Numerical Results and Violations

• Conditional Independence: All model/dataset combinations show significant CI violations; bootstrapped CMI estimates are strictly above zero. Predictive improvement from including the outcome variable (after conditioning on elicited probability) varies from negligible to substantial, with some models (e.g., GPT-High, Deepseek) showing moderate leakage (10–20%), indicating that elicited beliefs are not fully decision-sufficient.
• Monotonicity: Most models display monotonic choice probabilities for Yes/No diagnostic decisions. However, monotonicity violations spike for deferral-involved pairs, with Llama-4 showing up to 50% significant violation rate in certain tasks. There is considerable heterogeneity across models and datasets.
• Prompt Consistency: For most prompts (MSE, MAE, standard), belief stability is comparable to same-prompt repetition. In contrast, Bayesian reasoning prompts induce larger deviations, especially in Llama. RMSE to ground truth remains above 0.2 for all prompt variants, suggesting that elicited beliefs are more influenced by prompt formulation than by task-specific inference robustness.
• Internal Consistency: LLMs exhibit substantially greater iterated expectation violations (ALIE(x)/p(x)) compared to baselines, implying internal probabilistic incoherence, even in models that otherwise display strong decision-consistency.

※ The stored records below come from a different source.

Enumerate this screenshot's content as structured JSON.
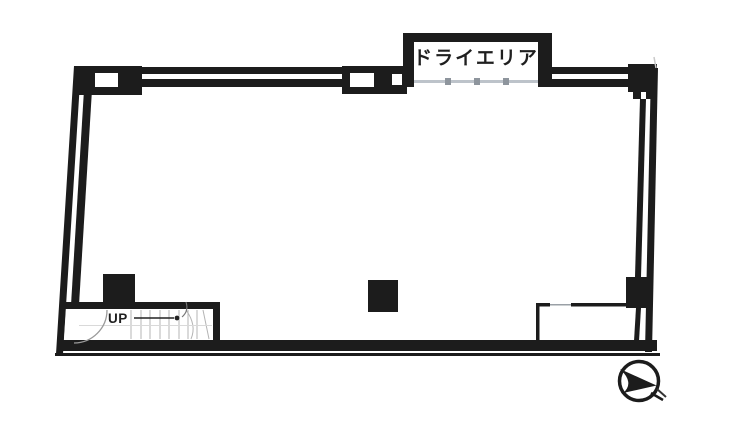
{
  "labels": {
    "dry_area": "ドライエリア",
    "stairs_up": "UP"
  },
  "colors": {
    "wall": "#1c1c1c",
    "paper": "#ffffff",
    "tread": "#b4b4b4",
    "glazing_line": "#bdc3ca",
    "glazing_mark": "#8e959d",
    "swing_arc": "#9a9a9a",
    "faint_line": "#d9d9d9",
    "partition_gap": "#9aa0a6",
    "arrow": "#222222"
  },
  "icons": {
    "north_arrow": "compass-dart-icon"
  }
}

Implications for Theory and Practice

The study provides decisive evidence against interpreting LLM-reported probabilities as subjective beliefs that fully drive rational decision-making, at least under the standard rational utility maximization paradigm. The continuous presence of statistically significant violations in all evaluated models, even after calibration or prompt control, formally demonstrates that the behavioral outputs of LLMs are not rationalizable by classical Bayesian agents. Importantly, the degree of deviation is task- and model-dependent, and in many cases, is mild enough that utility maximization remains a practical approximation.

Contradictory Claims and Practical Utility

The paper claims that, although strong theoretical violations exist, elicited beliefs can still be a useful—if imperfect—lens for understanding model behavior when validated by task-specific tests. The robustness of belief–action coherence varies widely, indicating the necessity for tailored evaluations in safety-critical applications.

Prospects for Future AI Research

This analysis places the field on sounder footing regarding the interpretation and deployment of LLMs in decision support. It motivates further exploration into the sources and types of rationality violation—such as prompt-induced variability, model-specific inductive biases, and hidden representations. Advancements in mechanistic interpretability, cross-task reasoning stability, and uncertainty modeling are expected to bridge gaps between verbalized probabilities and actionable internal beliefs, ultimately improving trust and reliability in LLM-guided decision-making.

Conclusion

The paper introduces a comprehensive, decision-oriented framework for evaluating belief coherence in LLMs within high-stakes domains. Empirical tests reveal that LLMs' verbalized probabilities and actions are consistently misaligned with rational agent models, with internal and cross-task inconsistencies persistent across diverse settings. These findings caution against treating LLM outputs as direct proxies for internal subjective probabilities, underscoring the need for rigorous evaluation and refinement. The principled approach developed here enriches the toolkit for diagnosing and improving LLM behavior, paving the way for safer deployment in consequential applications.